Fellow Online Spin columnist Kaila Colbin posited this in her last column, “When Watson Comes for Your Job, Give it to Him.” As she points out, IBM’s Watson can kick any human ass when it comes to reviewing case law – or plowing through the details required for an accurate medical diagnosis – or assisting students prepare for an upcoming exam. But Watson isn’t very good at coming up with hunches. It’s because hunches aren’t rational. They’re inspirational. And machines aren’t fluent in inspiration. Not yet, anyway.

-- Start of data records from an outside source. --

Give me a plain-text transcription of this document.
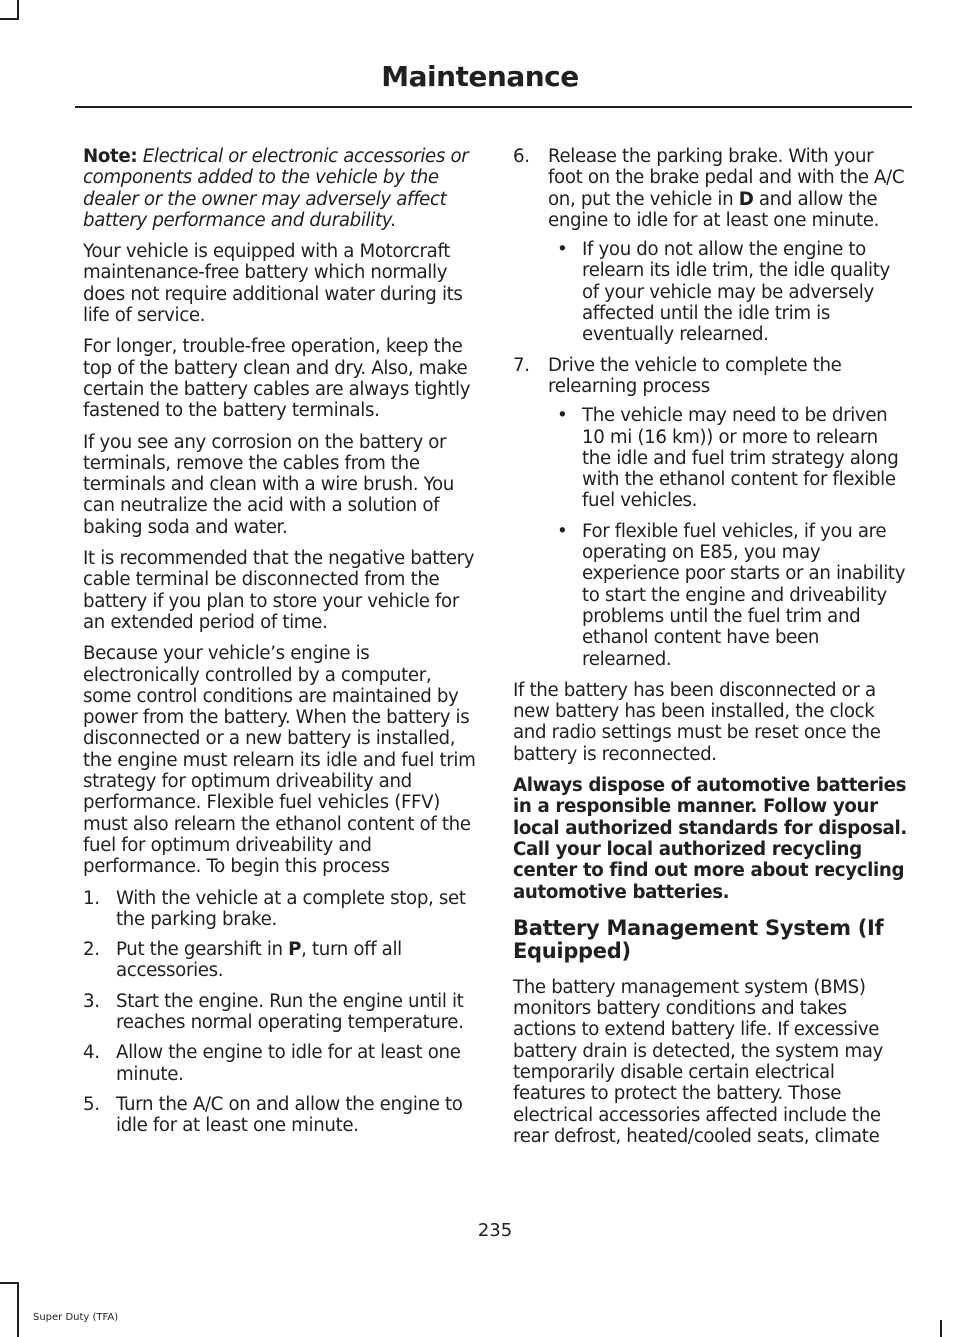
Maintenance

Note: Electrical or electronic accessories or components added to the vehicle by the dealer or the owner may adversely affect battery performance and durability.

Your vehicle is equipped with a Motorcraft maintenance-free battery which normally does not require additional water during its life of service.

For longer, trouble-free operation, keep the top of the battery clean and dry. Also, make certain the battery cables are always tightly fastened to the battery terminals.

If you see any corrosion on the battery or terminals, remove the cables from the terminals and clean with a wire brush. You can neutralize the acid with a solution of baking soda and water.

It is recommended that the negative battery cable terminal be disconnected from the battery if you plan to store your vehicle for an extended period of time.

Because your vehicle’s engine is electronically controlled by a computer, some control conditions are maintained by power from the battery. When the battery is disconnected or a new battery is installed, the engine must relearn its idle and fuel trim strategy for optimum driveability and performance. Flexible fuel vehicles (FFV) must also relearn the ethanol content of the fuel for optimum driveability and performance. To begin this process

1. With the vehicle at a complete stop, set the parking brake.
2. Put the gearshift in P, turn off all accessories.
3. Start the engine. Run the engine until it reaches normal operating temperature.
4. Allow the engine to idle for at least one minute.
5. Turn the A/C on and allow the engine to idle for at least one minute.
6. Release the parking brake. With your foot on the brake pedal and with the A/C on, put the vehicle in D and allow the engine to idle for at least one minute.
• If you do not allow the engine to relearn its idle trim, the idle quality of your vehicle may be adversely affected until the idle trim is eventually relearned.
7. Drive the vehicle to complete the relearning process
• The vehicle may need to be driven 10 mi (16 km)) or more to relearn the idle and fuel trim strategy along with the ethanol content for flexible fuel vehicles.
• For flexible fuel vehicles, if you are operating on E85, you may experience poor starts or an inability to start the engine and driveability problems until the fuel trim and ethanol content have been relearned.

If the battery has been disconnected or a new battery has been installed, the clock and radio settings must be reset once the battery is reconnected.

Always dispose of automotive batteries in a responsible manner. Follow your local authorized standards for disposal. Call your local authorized recycling center to find out more about recycling automotive batteries.

Battery Management System (If Equipped)

The battery management system (BMS) monitors battery conditions and takes actions to extend battery life. If excessive battery drain is detected, the system may temporarily disable certain electrical features to protect the battery. Those electrical accessories affected include the rear defrost, heated/cooled seats, climate

235
Super Duty (TFA)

Maybe that’s why – even in something as logical as chess – the current champion isn’t a machine, or a human. It’s a combination of both. As American economist and author (Average is Over) Tyler explained in a blog post, a “striking percentage of the best or most accurate chess games of all time have been played by man-machine pairs.” Cowen shows four ways a man-machine team can outperform and they all have to do with leveraging the respective strengths of each. Humans use intuition to create hunches, and then harness the power of the machine to analyze relevant options.

Hunches have served humans very well. They will continue to do so. The trick is to decouple those hunches from the belief making mechanism that has historically accompanied it. That’s where we should let machines take over.